Ich war 2009 mit meinem Politikstudium fertig. Da lagen die Jobs nicht auf der Straße. Berlin schien mir der Ort, an dem ich es trotzdem schaffen könnte, mir etwas aufzubauen. Das war teilweise hart, denn ich habe Hartz IV bezogen und mir kam die Zukunft oft perspektivlos vor. Aber Berlin war ein Ort, an dem es okay war, sich so zu fühlen, in schlechten Klamotten auf die Straße zu gehen und trotzdem zu denken: „Wird schon!“ Hier gibt es viele Menschen, denen ich gerne aus dem Weg gehen möchte. Und es gibt genügend Raum dafür. Und Menschen mit denen man sich selbst entdecken kann. Mein Heimatkaff hat 40 Einwohner. Berlin ist dem sehr ähnlich. Nur das hier das Nachbardorf viel schneller erreichbar ist.

Wie gestaltest du die Zukunft?

Deutschland Forstet Auf vernetzt in Zeiten der Wald-/ Klimakrise Forstleute mit Freiwilligen, die diese anpacken wollen. Beide Gruppen finden über unsere Plattform einen Weg, ihre Sorgen in etwas Wertvolles zu verwandeln. Ich beobachte, dass die Menschen nach den Pflanzungen noch oft im Gespräch bleiben. Ich bin überzeugt, dass aus diesen Veranstaltungen viele kreative Ideen und neue Freundschaften entstehen. Ich bin schon immer jemand gewesen, der Potenzial in anderen Menschen gesehen hat und mich und andere vernetzt hat. Jetzt treten wir auch mit Menschen in Verbindung, die sich einmal im Schatten dieser Bäume ausruhen werden: all die Generationen, die nach uns kommen. Das ist pathetisch. Aber es ist auch so.

  • 1983

    Katzien

  • Endwell

  • Madrid

  • Lyon

  • Trier

  • Wien

  • Heute

    Berlin

Glaubst du, Menschen in Ostdeutschland können besser mit Veränderungen bzw. Wandel umgehen?

3 von 5
Stimme gar nicht zu
Stimme voll und ganz zu

Fühlst du dich ostdeutsch?

Nein. Ich bin Katzienerin. In Bezug auf mich stimmt: Du kannst das Dorfkind aus dem Dorf holen, aber das Dorf nicht aus dem Kind. Ich bin zudem so nah an der Grenze zu Ostdeutschland aufgewachsen, Grenzgebiet an der Elbe, ohne Anschluss an eine Autobahn, ohne viel TV; sehr strukturschwache, arme Gegend. Ich hatte eine sehr untypische Kindheit. Ich identifiziere mich deswegen nicht mit dem, was andere als eine typisch westdeutsche Kindheit erlebt haben. Oft weiß ich mit dem, worüber sie reden, schlicht nichts anzufangen und höre eher interessiert zu.

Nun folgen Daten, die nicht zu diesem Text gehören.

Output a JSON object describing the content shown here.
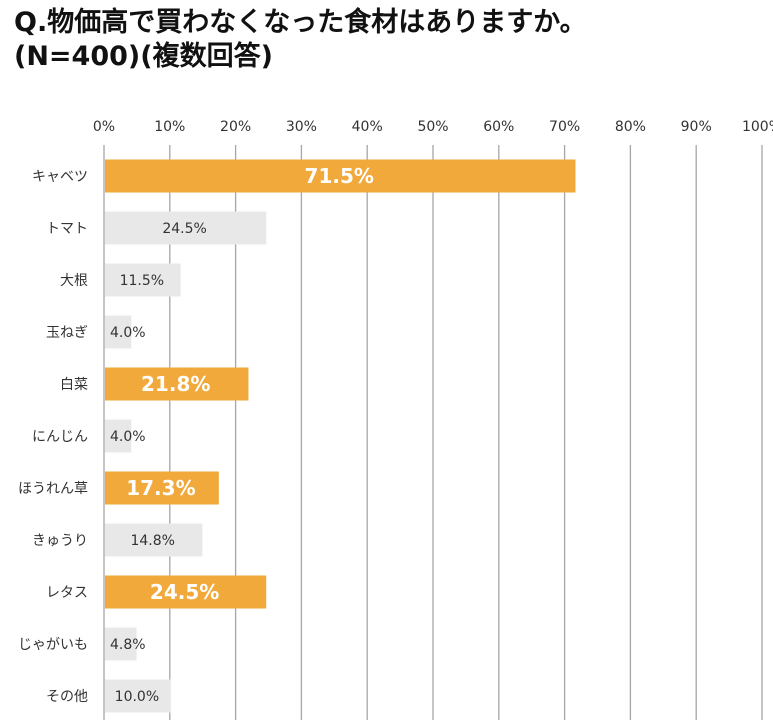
{
  "title_line1": "Q.物価高で買わなくなった食材はありますか。",
  "title_line2": "(N=400)(複数回答)",
  "colors": {
    "highlight": "#F2A93B",
    "normal": "#E8E8E8",
    "grid": "#A6A6A6",
    "text": "#333333"
  },
  "chart_data": {
    "type": "bar",
    "orientation": "horizontal",
    "title": "Q.物価高で買わなくなった食材はありますか。(N=400)(複数回答)",
    "categories": [
      "キャベツ",
      "トマト",
      "大根",
      "玉ねぎ",
      "白菜",
      "にんじん",
      "ほうれん草",
      "きゅうり",
      "レタス",
      "じゃがいも",
      "その他"
    ],
    "values": [
      71.5,
      24.5,
      11.5,
      4.0,
      21.8,
      4.0,
      17.3,
      14.8,
      24.5,
      4.8,
      10.0
    ],
    "value_labels": [
      "71.5%",
      "24.5%",
      "11.5%",
      "4.0%",
      "21.8%",
      "4.0%",
      "17.3%",
      "14.8%",
      "24.5%",
      "4.8%",
      "10.0%"
    ],
    "highlighted": [
      true,
      false,
      false,
      false,
      true,
      false,
      true,
      false,
      true,
      false,
      false
    ],
    "x_ticks": [
      "0%",
      "10%",
      "20%",
      "30%",
      "40%",
      "50%",
      "60%",
      "70%",
      "80%",
      "90%",
      "100%"
    ],
    "xlim": [
      0,
      100
    ],
    "grid": true,
    "xlabel": "",
    "ylabel": ""
  }
}
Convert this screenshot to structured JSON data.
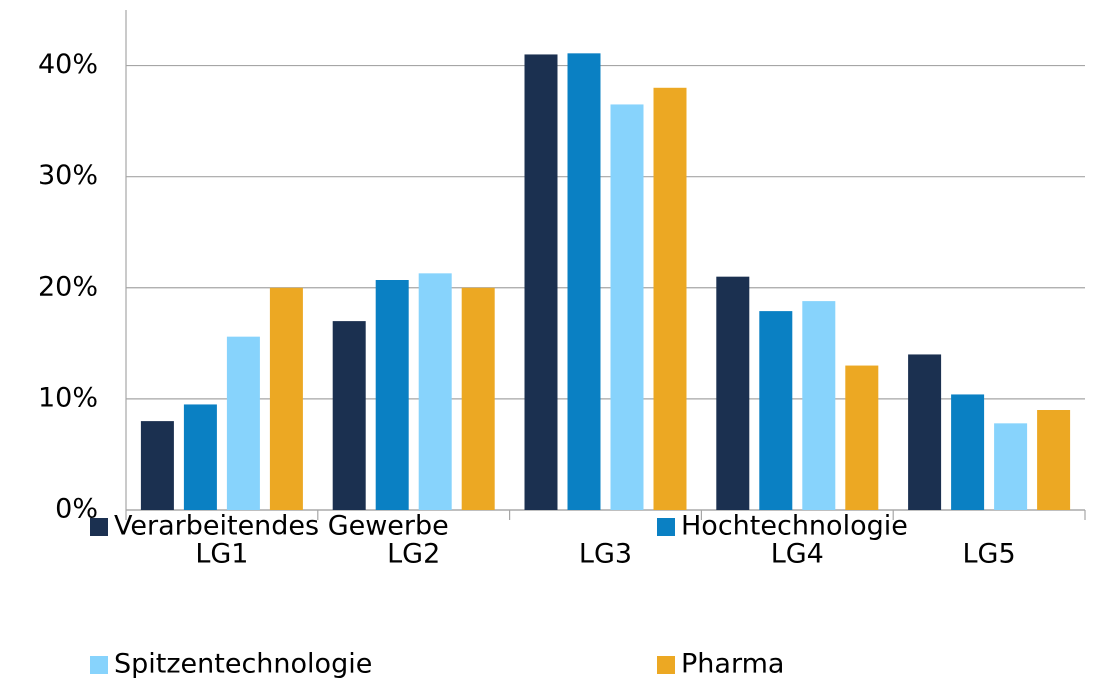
{
  "chart_data": {
    "type": "bar",
    "categories": [
      "LG1",
      "LG2",
      "LG3",
      "LG4",
      "LG5"
    ],
    "series": [
      {
        "name": "Verarbeitendes Gewerbe",
        "color": "#1b3050",
        "values": [
          8,
          17,
          41,
          21,
          14
        ]
      },
      {
        "name": "Hochtechnologie",
        "color": "#0a80c3",
        "values": [
          9.5,
          20.7,
          41.1,
          17.9,
          10.4
        ]
      },
      {
        "name": "Spitzentechnologie",
        "color": "#87d3fc",
        "values": [
          15.6,
          21.3,
          36.5,
          18.8,
          7.8
        ]
      },
      {
        "name": "Pharma",
        "color": "#eca823",
        "values": [
          20,
          20,
          38,
          13,
          9
        ]
      }
    ],
    "ylim": [
      0,
      45
    ],
    "yticks": [
      {
        "value": 0,
        "label": "0%"
      },
      {
        "value": 10,
        "label": "10%"
      },
      {
        "value": 20,
        "label": "20%"
      },
      {
        "value": 30,
        "label": "30%"
      },
      {
        "value": 40,
        "label": "40%"
      }
    ],
    "grid": true,
    "legend": "bottom"
  }
}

Welche Erfahrungen hast du in Ostdeutschland gemacht?

Ich entstamme einer typischen norddeutschen Familie. Nix zu sagen, ist Kompliment genug. Ich bin da eher der Paradiesvogel, denn ich rede gerne. Auch über mich. Deswegen fanden sie, dass Berlin ganz gut zu mir passen würde. Am Anfang haben sie sich Sorgen gemacht, weil der Arbeitsmarkt so schwierig war. Sie haben sich sehr gekümmert und mich immer wieder aufs Land geholt, damit ich mich erholen kann. Trotz meines Status habe ich schnell Bekanntschaften und Netzwerke erschlossen. Berlin ist voll mit Menschen, die neu hier sind. Die Praktikantin von gestern, kann morgen schon eine CEO sein. Ich weiß nicht, ob das am Osten liegt. Vielleicht mehr, dass wir hier nicht nur uns selbst, sondern auch die Stadt aufbauen.

Glaubst du, Westdeutsche hatten nach der Wiedervereinigung im Osten Vorteile?

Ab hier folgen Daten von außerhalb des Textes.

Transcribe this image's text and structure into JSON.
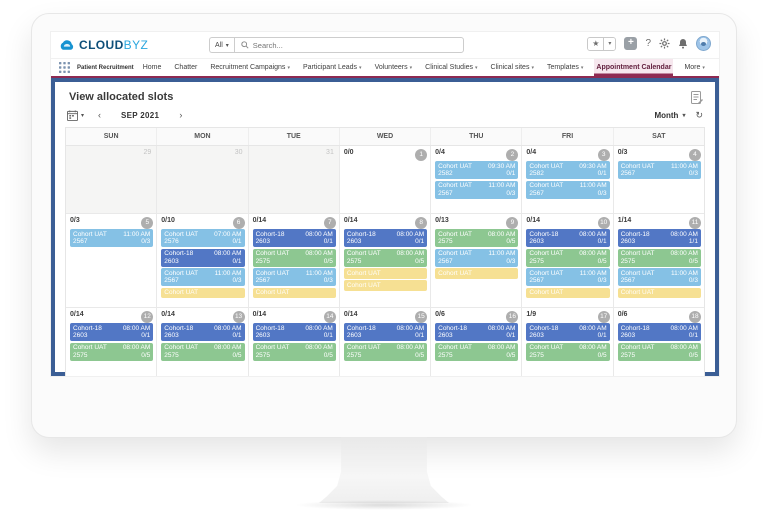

Die Westdeutschen hatten einen Vorsprung im Wissen, wie Kapitalismus funktioniert und haben diesen Vorsprung auch genutzt. Manchmal ertappe ich mich, dass ich Ostdeutschen meiner Generation unterstelle, dass sie überkompensieren, in dem, wie sie den Kapitalismus leben. Gleichzeitig galt ja auch in der Schule der westdeutsche Lehrplan. Unser Geschichtsunterricht handelte immer von der westlichen Perspektive. Dass das nicht angepasst wurde, empfinde ich jetzt als Verlust und ich kann mir vorstellen, dass Jugendliche und Kinder aus dem Osten latent damit aufgewachsen sind: „Mit uns ist was falsch.“ Es ist, wie es ist, und der einzige Weg zur Veränderung ist, offen darüber zu reden.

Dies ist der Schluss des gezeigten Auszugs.